The ethics advisory committee, created by House Speaker John Richardson and Senate President Beth Edmonds, was right to make fixing this problem a priority and recommends that state law be amended to allow for ethics complaints from the public. The group took the additional step of recommending that Ethics Commission proceedings be conducted in public once it decides a complaint should be investigated. There would be criminal penalties for frivolous complaints.
As for conflict of interest, the committee rightly decided that the current language requiring lawmakers to recuse themselves from legislative action only when they would enjoy a “unique and distinct” benefit is too narrow. The panel suggests that a conflict arises when a lawmaker is in a situation to give a benefit or create harm, that is “significantly greater than the benefit or harm experiences by others in the same enterprise, profession, trade, business or type of employment.”

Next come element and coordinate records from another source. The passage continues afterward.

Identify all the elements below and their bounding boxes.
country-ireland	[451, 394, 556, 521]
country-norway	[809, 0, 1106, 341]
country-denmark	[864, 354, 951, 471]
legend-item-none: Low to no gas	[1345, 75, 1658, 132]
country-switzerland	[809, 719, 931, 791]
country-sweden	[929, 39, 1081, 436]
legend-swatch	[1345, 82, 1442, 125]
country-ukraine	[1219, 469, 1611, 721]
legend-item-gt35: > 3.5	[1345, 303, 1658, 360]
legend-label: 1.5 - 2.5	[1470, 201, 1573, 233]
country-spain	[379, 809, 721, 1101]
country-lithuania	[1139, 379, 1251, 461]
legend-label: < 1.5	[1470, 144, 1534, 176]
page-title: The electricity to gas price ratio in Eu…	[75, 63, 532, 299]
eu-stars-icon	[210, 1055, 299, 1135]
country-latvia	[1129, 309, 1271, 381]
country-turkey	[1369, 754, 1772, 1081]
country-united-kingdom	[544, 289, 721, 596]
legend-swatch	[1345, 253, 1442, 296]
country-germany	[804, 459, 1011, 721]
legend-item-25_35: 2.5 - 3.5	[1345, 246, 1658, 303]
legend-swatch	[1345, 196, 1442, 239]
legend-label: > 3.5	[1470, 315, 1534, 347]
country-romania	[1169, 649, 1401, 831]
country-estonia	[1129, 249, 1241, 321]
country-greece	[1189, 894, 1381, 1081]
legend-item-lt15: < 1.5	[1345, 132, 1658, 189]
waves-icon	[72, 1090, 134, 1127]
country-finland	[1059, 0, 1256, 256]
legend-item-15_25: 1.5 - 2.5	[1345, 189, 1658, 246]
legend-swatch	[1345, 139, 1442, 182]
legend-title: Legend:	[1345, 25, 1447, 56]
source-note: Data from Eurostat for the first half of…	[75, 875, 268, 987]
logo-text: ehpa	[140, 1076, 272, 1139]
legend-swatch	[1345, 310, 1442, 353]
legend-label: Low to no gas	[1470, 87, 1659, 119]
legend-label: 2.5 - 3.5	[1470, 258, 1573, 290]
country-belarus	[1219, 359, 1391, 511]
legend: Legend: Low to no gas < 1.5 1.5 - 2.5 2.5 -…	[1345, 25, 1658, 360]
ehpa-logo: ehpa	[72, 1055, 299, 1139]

It justifies this standard by saying it is the size of the class that is affected that matters. If 200 or 2,000 people benefit from legislative action, this is not a conflict. If only two or three people, including the legislator or a family member or associate, benefits, this is problematic. This addresses the retort that tougher ethics rules would prohibit teachers from serving on the Education Committee.
The committee also recommends changing House and Senate rules to encourage lawmakers to avoid conflicts when a lawmaker’s business, employer or a close relative’s employer would receive a greater benefit or loss than the general public.
These recommendations would help lawmakers more clearly understand where the boundaries lie to avoid conflicts, real or perceived. If enacted by lawmakers, these changes would help reassure the public that legislators are representing the voters’ interests.